Un episodio de violencia entre menores a la salida de un boliche en Catriel generó preocupación y fuerte repercusión durante el fin de semana, luego de que se viralizara un video del enfrentamiento y comenzaran a circular publicaciones vinculadas al hecho.
Según pudo saberse, la situación se originó en inmediaciones de la plaza San Martín, donde dos menores protagonizaron una pelea a golpes de puño. Parte de esa secuencia quedó registrada en un video que comenzó a difundirse en redes sociales y grupos locales.
En las imágenes, de unos 50 segundos, se observa a ambas jóvenes en el suelo, sujetándose del cabello y golpeándose, mientras un grupo de personas rodea la escena sin intervenir en un primer momento. La secuencia muestra además el instante en el que una de ellas logra cambiar la posición durante el forcejeo, hasta que finalmente un tercero interviene para intentar frenar la situación.
El material no solo incluye fragmentos de la pelea, sino también capturas y publicaciones posteriores donde se identifica a presuntas involucradas, junto con mensajes, audios y expresiones vinculadas al conflicto. En ese mismo contenido también aparecen acusaciones sobre la participación de otras menores y posibles agresiones posteriores, así como menciones a elementos utilizados durante el enfrentamiento, aunque todos esos puntos forman parte de versiones difundidas en redes sociales y no cuentan con confirmación oficial.
El material mencionado circuló ampliamente en redes, aunque este medio no reproduce ni difunde imágenes que involucren a menores, en resguardo de su integridad.
Tras lo ocurrido, se realizaron presentaciones en la comisaría local, tanto por la pelea como por las derivaciones posteriores, que incluyeron amenazas, exposición en redes y la difusión de contenido sensible.
El caso no solo expuso un hecho puntual de violencia, sino también el rol de las redes sociales en la amplificación del conflicto, donde la circulación de imágenes, la exposición de menores y los mensajes cruzados escalaron la situación más allá del episodio inicial.
El hecho generó preocupación en la comunidad, en especial por la falta de intervención inmediata durante la pelea y por la posterior circulación de material que involucra a menores, lo que abre interrogantes sobre los límites, responsabilidades y consecuencias de este tipo de situaciones.

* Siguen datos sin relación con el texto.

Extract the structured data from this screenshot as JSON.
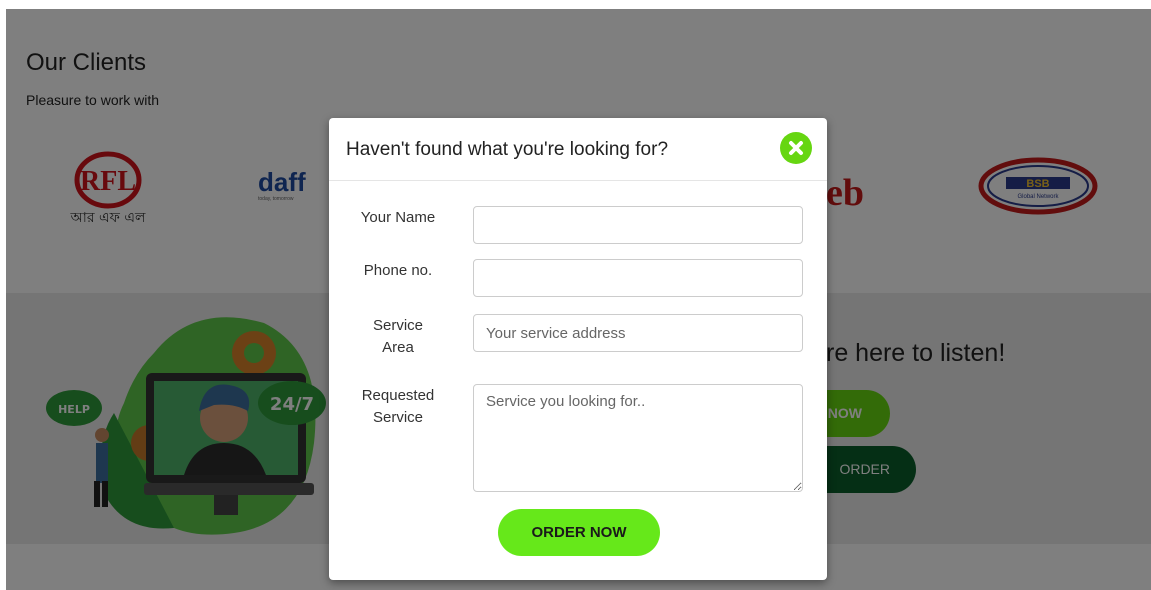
{
  "clients": {
    "title": "Our Clients",
    "subtitle": "Pleasure to work with",
    "logos": [
      {
        "name": "afl-logo",
        "text": "আর এফ এল",
        "mark": "RFL"
      },
      {
        "name": "daffodil-logo",
        "text": "daff",
        "tagline": "today, tomorrow"
      },
      {
        "name": "eb-logo",
        "text": "eb"
      },
      {
        "name": "bsb-logo",
        "text": "BSB",
        "tagline": "Global Network"
      }
    ]
  },
  "help": {
    "headline": "re here to listen!",
    "call_label": "NOW",
    "order_label": "ORDER",
    "bubble_help": "HELP",
    "bubble_247": "24/7"
  },
  "modal": {
    "title": "Haven't found what you're looking for?",
    "fields": {
      "name_label": "Your Name",
      "name_value": "",
      "phone_label": "Phone no.",
      "phone_value": "",
      "area_label_1": "Service",
      "area_label_2": "Area",
      "area_placeholder": "Your service address",
      "service_label_1": "Requested",
      "service_label_2": "Service",
      "service_placeholder": "Service you looking for.."
    },
    "submit_label": "ORDER NOW"
  },
  "colors": {
    "accent_green": "#66e81a",
    "dark_green": "#0a5e2a",
    "overlay": "rgba(0,0,0,0.5)"
  }
}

Mientras avanzan las actuaciones tras las presentaciones realizadas, el episodio también vuelve a poner sobre la mesa otros debates: el rol de las familias en el acompañamiento y control de los jóvenes, la educación en el manejo de conflictos y el uso de redes sociales, y el control sobre los espacios públicos.
En ese cruce de responsabilidades —entre lo familiar, lo social y lo institucional—, el caso no pasa desapercibido en una ciudad que ya ha atravesado episodios de violencia entre jóvenes con consecuencias trágicas. Un antecedente que vuelve a encender una alerta y deja una pregunta abierta en la comunidad: hasta qué punto estos hechos pueden prevenirse antes de que escalen.